The Fed Delivered $80.2 Billion in Profits to the Treasury in 2017

The Fed’s contribution to the government’s coffers still remains well above pre-crisis levels.

The Fed made an average annual contribution to the Treasury Department of $23 billion during the a few years preceding the crisis. Since 2010, the average contribution has been $86 billion.

The Fed’s bond holdings comprise federal debt in addition to also securities issued by the government-owned mortgage finance companies Fannie Mae in addition to also Freddie Mac. By diving into the marketplace, the Fed created more competition, forcing investors to accept lower interest rates — in addition to also therefore reducing the borrowing costs paid by businesses in addition to also consumers, as well as the federal government.

The interest in which the Fed collects on its investments can be paid by the federal government, in addition to also then returned to the government. yet This specific wash cycle still saves money because those interest payments would likely otherwise be made to the outside investors who would likely have purchased the bonds.

“the item’s interest in which the Treasury didn’t have to pay to the Chinese,” Ben S. Bernanke, then the Fed’s chairman, told Congress back in 2011, when the annual windfalls were still completely new in addition to also surprising.
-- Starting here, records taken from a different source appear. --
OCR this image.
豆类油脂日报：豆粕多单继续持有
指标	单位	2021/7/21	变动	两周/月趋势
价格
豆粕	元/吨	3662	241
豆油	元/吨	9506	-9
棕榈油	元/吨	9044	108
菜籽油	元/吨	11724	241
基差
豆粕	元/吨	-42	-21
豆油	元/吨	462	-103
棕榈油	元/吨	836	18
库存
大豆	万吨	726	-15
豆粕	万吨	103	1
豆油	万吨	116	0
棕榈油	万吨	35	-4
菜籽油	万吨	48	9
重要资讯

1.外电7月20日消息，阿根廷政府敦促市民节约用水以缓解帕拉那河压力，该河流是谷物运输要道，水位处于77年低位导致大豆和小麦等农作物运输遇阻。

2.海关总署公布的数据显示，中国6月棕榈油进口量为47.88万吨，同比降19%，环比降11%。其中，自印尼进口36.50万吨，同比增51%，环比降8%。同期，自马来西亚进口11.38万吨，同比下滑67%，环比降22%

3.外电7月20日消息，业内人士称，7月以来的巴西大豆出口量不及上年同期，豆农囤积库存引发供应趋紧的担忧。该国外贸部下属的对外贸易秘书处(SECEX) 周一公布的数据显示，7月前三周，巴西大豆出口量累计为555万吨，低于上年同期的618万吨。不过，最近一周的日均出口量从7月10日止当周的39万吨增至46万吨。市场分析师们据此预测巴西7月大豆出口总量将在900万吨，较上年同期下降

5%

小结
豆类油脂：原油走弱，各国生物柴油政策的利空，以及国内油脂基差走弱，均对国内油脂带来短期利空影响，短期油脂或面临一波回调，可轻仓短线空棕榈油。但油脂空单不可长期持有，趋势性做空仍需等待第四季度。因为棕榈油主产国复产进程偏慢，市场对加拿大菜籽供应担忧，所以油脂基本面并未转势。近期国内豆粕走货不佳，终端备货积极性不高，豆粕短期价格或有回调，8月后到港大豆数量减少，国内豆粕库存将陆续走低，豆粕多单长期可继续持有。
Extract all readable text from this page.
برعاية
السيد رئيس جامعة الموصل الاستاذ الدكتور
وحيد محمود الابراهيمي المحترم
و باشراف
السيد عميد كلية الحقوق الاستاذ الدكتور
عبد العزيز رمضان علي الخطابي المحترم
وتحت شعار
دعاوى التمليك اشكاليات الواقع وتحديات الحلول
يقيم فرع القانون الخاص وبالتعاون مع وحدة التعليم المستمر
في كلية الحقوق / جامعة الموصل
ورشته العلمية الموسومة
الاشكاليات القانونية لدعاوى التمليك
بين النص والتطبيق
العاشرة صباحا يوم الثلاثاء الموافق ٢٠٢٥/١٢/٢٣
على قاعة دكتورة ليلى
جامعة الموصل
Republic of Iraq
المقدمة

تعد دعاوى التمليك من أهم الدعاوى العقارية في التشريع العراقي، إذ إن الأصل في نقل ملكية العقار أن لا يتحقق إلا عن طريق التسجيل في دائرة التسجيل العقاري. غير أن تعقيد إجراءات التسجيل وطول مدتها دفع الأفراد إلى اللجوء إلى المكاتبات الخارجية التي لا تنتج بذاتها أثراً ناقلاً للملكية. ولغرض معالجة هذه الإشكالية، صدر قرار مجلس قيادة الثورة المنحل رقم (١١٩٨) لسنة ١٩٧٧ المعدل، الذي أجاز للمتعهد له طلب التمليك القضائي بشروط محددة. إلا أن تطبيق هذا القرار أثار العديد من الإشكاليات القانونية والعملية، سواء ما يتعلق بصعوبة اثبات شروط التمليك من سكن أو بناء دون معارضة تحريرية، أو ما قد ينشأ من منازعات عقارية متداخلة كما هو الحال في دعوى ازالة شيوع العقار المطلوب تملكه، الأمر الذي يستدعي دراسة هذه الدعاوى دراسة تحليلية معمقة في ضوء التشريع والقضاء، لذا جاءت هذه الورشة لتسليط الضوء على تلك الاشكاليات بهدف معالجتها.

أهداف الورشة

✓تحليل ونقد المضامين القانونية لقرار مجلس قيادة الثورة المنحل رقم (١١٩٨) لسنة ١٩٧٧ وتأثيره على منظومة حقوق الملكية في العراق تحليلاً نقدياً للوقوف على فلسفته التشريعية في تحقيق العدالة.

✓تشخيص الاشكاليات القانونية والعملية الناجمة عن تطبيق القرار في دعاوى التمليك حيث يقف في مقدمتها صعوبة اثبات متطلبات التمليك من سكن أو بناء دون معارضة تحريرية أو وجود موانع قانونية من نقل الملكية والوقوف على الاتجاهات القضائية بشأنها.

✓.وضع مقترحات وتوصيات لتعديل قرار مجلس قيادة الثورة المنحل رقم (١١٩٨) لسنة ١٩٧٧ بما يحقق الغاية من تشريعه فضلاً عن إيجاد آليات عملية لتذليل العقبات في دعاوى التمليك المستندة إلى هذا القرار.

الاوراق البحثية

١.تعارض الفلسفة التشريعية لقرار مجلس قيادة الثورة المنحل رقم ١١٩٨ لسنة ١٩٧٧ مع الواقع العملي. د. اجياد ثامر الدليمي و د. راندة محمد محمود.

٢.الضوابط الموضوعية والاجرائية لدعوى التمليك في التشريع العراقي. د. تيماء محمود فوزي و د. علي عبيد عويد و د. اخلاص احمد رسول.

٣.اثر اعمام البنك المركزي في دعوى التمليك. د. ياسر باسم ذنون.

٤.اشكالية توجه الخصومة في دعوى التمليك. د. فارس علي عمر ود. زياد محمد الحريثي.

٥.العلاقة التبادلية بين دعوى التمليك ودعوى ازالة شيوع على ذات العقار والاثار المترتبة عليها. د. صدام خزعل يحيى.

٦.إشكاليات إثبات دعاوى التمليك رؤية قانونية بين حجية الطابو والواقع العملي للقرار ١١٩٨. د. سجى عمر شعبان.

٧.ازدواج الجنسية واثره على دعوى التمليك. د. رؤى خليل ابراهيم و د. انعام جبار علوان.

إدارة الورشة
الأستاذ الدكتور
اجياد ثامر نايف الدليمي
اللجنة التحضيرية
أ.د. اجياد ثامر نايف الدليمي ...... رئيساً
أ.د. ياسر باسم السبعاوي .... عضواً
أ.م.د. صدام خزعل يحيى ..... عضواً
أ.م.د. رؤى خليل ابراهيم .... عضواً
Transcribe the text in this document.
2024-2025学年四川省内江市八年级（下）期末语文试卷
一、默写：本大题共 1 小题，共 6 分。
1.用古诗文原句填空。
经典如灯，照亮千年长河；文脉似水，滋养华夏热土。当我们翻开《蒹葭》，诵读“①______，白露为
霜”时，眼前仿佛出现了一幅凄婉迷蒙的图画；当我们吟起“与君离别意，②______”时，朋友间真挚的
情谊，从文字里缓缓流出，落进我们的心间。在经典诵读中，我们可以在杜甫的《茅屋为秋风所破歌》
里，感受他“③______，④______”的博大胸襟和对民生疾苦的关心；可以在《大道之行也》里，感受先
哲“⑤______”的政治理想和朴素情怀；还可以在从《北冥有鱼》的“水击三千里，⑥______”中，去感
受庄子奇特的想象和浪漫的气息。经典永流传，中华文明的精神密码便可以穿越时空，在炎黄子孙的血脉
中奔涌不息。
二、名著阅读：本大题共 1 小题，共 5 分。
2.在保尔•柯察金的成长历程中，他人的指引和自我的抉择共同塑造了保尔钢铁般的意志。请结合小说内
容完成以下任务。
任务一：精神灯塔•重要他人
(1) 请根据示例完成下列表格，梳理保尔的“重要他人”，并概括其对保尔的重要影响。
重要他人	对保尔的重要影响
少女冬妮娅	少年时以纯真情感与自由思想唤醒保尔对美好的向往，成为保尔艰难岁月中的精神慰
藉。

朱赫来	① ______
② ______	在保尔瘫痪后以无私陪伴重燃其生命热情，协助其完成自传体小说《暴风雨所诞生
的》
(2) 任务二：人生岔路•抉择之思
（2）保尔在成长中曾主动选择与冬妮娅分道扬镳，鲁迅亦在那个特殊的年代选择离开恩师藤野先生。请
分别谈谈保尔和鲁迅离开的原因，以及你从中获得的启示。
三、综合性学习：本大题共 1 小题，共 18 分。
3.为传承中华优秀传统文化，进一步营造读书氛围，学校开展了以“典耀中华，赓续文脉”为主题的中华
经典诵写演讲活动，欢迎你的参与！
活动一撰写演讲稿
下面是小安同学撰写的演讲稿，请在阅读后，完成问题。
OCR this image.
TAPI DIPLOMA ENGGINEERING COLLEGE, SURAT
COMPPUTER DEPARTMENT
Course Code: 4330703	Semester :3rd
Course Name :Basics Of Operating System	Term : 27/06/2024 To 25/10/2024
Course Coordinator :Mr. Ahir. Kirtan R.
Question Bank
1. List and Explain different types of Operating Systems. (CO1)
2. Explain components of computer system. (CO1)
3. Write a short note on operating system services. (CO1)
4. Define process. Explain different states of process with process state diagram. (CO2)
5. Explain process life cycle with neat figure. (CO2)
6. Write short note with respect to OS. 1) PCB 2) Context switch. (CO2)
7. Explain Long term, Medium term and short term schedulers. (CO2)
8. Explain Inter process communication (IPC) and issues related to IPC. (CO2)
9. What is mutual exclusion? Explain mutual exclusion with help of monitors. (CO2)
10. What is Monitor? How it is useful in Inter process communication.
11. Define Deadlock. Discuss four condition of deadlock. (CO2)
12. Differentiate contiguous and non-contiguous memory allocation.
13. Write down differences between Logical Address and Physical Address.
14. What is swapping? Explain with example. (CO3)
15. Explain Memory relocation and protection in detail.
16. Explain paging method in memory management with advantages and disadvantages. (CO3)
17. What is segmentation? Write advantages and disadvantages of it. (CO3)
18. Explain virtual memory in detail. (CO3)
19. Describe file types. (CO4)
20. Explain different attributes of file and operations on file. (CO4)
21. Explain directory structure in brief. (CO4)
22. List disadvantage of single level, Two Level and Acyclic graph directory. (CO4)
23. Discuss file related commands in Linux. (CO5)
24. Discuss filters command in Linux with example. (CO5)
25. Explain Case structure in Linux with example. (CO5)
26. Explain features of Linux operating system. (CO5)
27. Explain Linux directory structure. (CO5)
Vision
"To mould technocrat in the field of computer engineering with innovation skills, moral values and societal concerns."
Since the 2008 crisis, the Fed’s earnings have saved the government more than $700 billion.

The Fed earns outsized profits on its investment holdings because the item does not face financing costs. the item buys bonds with money in which the item creates. yet the Fed does have expenses, in addition to also they are rising.

The largest expense can be a byproduct of the bond purchases. The Fed’s buying spree flooded the banking system with reserves — the Fed bought bonds coming from the banks, in addition to also paid them with reserves.

Before the crisis, the Fed raised rates by selling bonds to reduce the availability of reserves, which banks are required to hold in proportion to their holdings of customer deposits. yet banks currently hold plenty of excess reserves. Rather than reversing its bond purchases completely to drain those reserves, the Fed instead decided to raise rates by paying banks to leave reserves untouched.

Last year the Fed spent $25.9 billion on those interest payments, more than double the amount in which the item spent in 2016 — in addition to also the cost will continue to rise as the Fed continues to raise interest rates.

Some members of Congress have said the Fed can be rewarding banks unnecessarily, in addition to also questions about the payments have become a staple feature of Congressional hearings with Fed leaders.

Janet L. Yellen, the Fed’s outgoing chairwoman, has defended the payments as the best way to end the Fed’s stimulus campaign — in addition to also the best way to manage interest rates going forward. Some experts also note in which the payments are offset by costs in which banks face to hold the reserves.

The numbers published Wednesday are preliminary. The final numbers are due later This specific year.